Sensitive Data Discovery
Finds the PII in places nobody remembered putting it.
Fine-Grained Access
Row, column, tag, attribute, and time-based controls across clouds.
Policy Automation
Write once, enforce everywhere. The whole pitch in five words.
Every model your company deploys will need a permission slip. Privacera is already writing them.
The generative AI wave did something inconvenient to enterprise security. It took every problem the data governance world had spent a decade trying to solve - lineage, access, masking, audit, consent, residency - and added a new dimension to it. Now those policies have to apply not just to the warehouse but to the model that read the warehouse, and to the prompt that asked the model, and to the agent that fired the prompt without supervision.
This is the territory Trust3 AI is built for. Real-time guardrails on LLM input and output. Policy enforcement that follows data into a model's context window and back out. Lineage that connects a row in Snowflake to a sentence in a chatbot response. None of this is comfortable engineering. All of it is going to be regulated. Privacera, conveniently, has been doing the underlying access-control work for ten years and has the open-source credibility to back it up.

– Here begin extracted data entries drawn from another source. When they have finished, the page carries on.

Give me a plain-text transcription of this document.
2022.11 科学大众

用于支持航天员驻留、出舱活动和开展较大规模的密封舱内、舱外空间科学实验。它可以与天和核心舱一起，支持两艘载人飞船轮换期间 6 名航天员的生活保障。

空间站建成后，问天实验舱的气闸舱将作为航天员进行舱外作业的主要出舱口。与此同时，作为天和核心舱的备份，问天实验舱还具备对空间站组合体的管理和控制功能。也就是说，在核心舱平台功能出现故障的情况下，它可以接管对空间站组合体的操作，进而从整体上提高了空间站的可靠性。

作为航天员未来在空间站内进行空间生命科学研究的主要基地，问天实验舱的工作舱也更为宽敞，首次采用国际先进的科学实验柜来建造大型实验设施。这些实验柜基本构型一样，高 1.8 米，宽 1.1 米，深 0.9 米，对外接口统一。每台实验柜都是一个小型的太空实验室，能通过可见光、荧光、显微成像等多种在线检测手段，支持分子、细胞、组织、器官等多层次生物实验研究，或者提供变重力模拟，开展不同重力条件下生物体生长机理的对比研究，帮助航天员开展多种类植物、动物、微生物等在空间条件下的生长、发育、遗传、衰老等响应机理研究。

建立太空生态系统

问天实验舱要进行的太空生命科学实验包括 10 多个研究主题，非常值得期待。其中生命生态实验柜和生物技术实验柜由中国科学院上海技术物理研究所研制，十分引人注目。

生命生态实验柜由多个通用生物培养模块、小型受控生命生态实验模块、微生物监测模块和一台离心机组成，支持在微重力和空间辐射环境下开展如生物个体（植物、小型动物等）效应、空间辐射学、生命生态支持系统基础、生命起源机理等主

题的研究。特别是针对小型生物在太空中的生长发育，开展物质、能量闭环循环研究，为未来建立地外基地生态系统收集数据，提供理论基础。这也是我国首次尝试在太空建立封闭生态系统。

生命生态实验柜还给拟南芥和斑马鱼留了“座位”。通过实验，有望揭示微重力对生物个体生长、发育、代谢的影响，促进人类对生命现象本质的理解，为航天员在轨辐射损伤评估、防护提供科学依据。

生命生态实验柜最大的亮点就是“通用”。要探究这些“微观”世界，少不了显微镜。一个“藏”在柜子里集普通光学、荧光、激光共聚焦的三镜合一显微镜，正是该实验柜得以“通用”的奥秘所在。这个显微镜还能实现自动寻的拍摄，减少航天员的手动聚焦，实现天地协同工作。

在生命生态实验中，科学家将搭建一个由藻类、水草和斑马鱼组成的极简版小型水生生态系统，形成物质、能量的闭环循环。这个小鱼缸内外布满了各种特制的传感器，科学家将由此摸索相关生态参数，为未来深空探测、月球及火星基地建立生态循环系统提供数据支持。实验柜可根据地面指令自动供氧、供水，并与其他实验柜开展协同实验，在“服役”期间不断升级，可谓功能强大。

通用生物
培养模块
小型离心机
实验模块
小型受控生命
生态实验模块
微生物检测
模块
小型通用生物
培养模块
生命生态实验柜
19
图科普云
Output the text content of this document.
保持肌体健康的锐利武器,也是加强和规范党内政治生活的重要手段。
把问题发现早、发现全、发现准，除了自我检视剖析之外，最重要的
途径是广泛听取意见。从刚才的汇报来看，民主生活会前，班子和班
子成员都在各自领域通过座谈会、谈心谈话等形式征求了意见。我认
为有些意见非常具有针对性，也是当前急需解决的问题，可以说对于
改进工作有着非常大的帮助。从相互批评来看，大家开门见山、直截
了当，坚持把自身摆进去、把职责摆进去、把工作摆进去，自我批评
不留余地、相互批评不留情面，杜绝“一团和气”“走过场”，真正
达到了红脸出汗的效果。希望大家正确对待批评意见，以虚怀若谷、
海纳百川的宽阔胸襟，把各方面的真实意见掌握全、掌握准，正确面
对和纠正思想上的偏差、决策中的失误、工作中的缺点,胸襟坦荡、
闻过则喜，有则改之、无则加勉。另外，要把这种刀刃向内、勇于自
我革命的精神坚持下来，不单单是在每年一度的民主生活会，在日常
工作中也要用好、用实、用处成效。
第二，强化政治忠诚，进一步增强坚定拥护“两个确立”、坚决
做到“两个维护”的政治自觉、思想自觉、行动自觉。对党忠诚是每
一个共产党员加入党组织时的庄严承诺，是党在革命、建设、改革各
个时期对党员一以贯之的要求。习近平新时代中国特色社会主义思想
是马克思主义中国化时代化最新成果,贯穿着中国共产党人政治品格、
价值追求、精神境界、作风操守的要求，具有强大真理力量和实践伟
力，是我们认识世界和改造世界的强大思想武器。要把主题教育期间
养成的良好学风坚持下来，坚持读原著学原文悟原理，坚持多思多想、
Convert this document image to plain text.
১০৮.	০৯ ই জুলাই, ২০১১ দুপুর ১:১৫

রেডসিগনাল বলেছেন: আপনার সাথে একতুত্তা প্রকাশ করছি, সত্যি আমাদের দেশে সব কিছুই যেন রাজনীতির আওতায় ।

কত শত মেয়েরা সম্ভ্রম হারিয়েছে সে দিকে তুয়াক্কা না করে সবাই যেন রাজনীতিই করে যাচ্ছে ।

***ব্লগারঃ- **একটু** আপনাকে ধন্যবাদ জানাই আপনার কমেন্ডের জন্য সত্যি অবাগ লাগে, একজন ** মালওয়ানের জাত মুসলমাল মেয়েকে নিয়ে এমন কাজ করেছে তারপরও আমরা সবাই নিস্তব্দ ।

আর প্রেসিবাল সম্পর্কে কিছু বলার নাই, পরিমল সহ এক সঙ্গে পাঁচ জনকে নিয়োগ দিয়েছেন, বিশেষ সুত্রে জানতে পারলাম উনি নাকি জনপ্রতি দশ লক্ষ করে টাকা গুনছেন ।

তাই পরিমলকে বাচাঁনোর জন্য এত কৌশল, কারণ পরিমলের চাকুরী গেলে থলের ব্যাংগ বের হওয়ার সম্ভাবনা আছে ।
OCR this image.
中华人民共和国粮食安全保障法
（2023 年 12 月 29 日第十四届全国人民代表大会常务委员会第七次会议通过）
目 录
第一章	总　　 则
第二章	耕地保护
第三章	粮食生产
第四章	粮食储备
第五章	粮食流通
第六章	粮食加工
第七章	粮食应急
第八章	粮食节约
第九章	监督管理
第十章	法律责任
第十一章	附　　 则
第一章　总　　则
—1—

Back, then, to the Tuesday morning. The data scientist gets her year of transactions. The PII is masked in flight. The audit trail writes itself. Somewhere, a compliance officer takes a sip of coffee, looks at her queue, and finds it empty. She does not know Privacera's name. She has never visited their website. She will probably never meet Balaji Ganesan or Don Bosco Durai. But the policy engine they built is the reason her morning is quiet, and the reason her bank is not in the newspaper, and the reason her data scientists do not quit. That, in the end, is the company. Quiet infrastructure for loud problems. The building inspector you only notice when the building stays up.